After working for patients in New Mexico, however, Amrstrong had to take a break from work to focus on her own health. “A year and a half ago, things took a turn and, for reasons that i’m still trying to understand and learn about, my cancer became much more aggressive and spread to areas including my brain, which is a whole different ball game. I was, in December of 2018, starting to experience just a little numbness on the left side of my face but within a couple of weeks it had gotten more pronounced. Luckily, I have been so blessed, with the exception of the malpractice suit I mentioned earlier, through these many years, to have healthcare providers who listened to me and responded accordingly and appropriately. When I was having this numbness, luckily, I have an amazing primary care provider who listened and even though it didn’t seem likely to be anything major at the time, ordered an MRI because I needed it to be able to relax. I think more than anything, I was pretty worked up about it, I knew something was wrong.”
So I had the MRI and I was at work, buried in a lot of projects and deliverables and deadlines. It was December 14th and I got a call from my provider telling me that, unfortunately, the MRI showed that I had a very large brain tumor and that I needed to leave work and check myself into the hospital that night– that they were expecting me. That’s what started the last year and a half. I walked out of my office that day and my whole life changed.”
Despite these hardships, however, Armstrong continues to provide legal advice at her firm and stay involved with her work, in some capacity. “My prognosis is pretty poor unfortunately, but I’m determined to live as fully as I can for as long as I can. I’m getting back to my new normal. I don’t know that I’ll ever be able to return to the level of stamina I had before this happened but I do think and trust that I will be able to have more, good, full years that include being involved in work that I care about. RIght now, I don’t know what that’s going to look like. RIght now, it looks like a lot of behind the scenes weighing in and strategy and advising. I’m on the board for a national organization that does work that I care very deeply about called the Guttmacher Institute. I’m also on the legal panel for reproductive rights here in New Mexico. So, I’ve found ways to keep my brain engaged and contribute and weigh in as much as I can.”

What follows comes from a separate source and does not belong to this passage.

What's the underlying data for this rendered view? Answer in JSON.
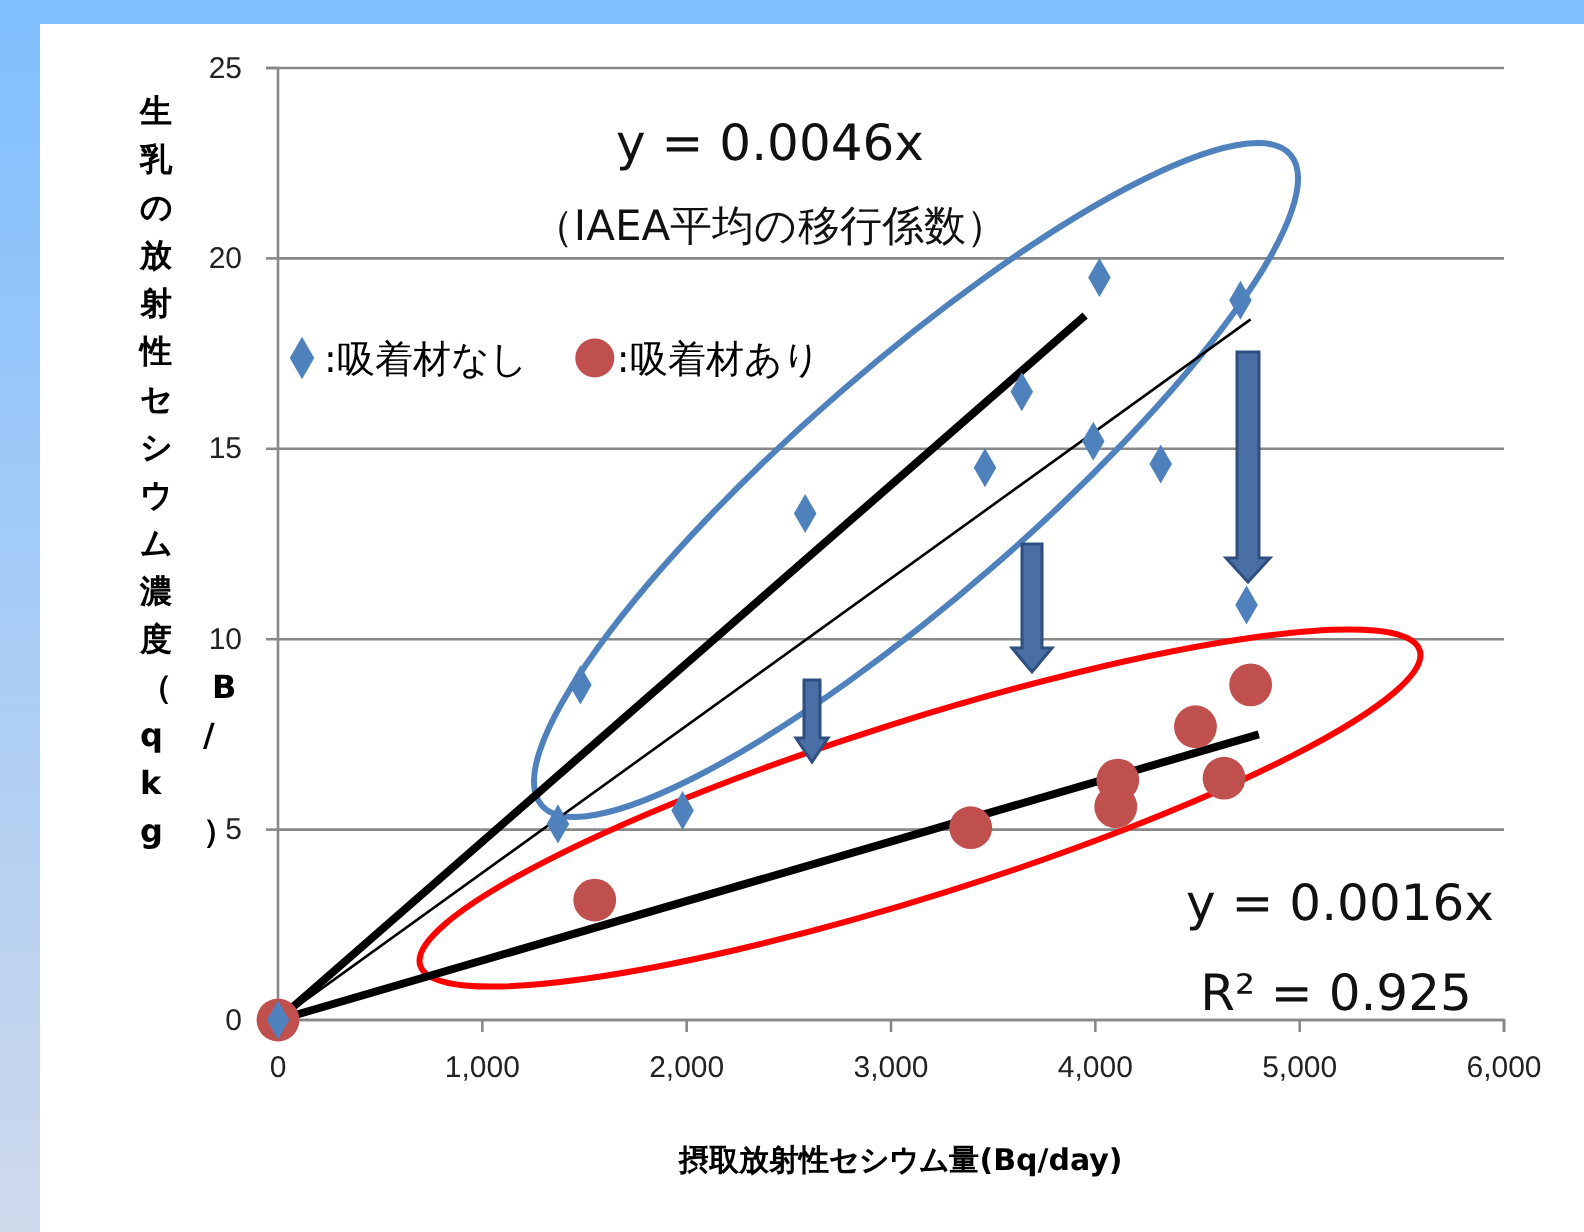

During quarantine, Armstrong continues to stay involved with her work and has taken up gardening, cooking, and spending time with her baby niece. “I spend a lot of time with her [my niece]. I’m just so grateful that I get to be a part of this time in her life, that I get to watch my baby sister become a mother,” Armstrong said. “You know, I wasn’t sure I was going to be around for that stuff so it feels really special.”
I think that Covid and the last year and a half generally have forced me to take a break, to slow down and to take care of myself,” Armstrong said. “It’s given me a chance to explore other things that feed me and that keep me well and happy and that’s been in, its own way, a gift.”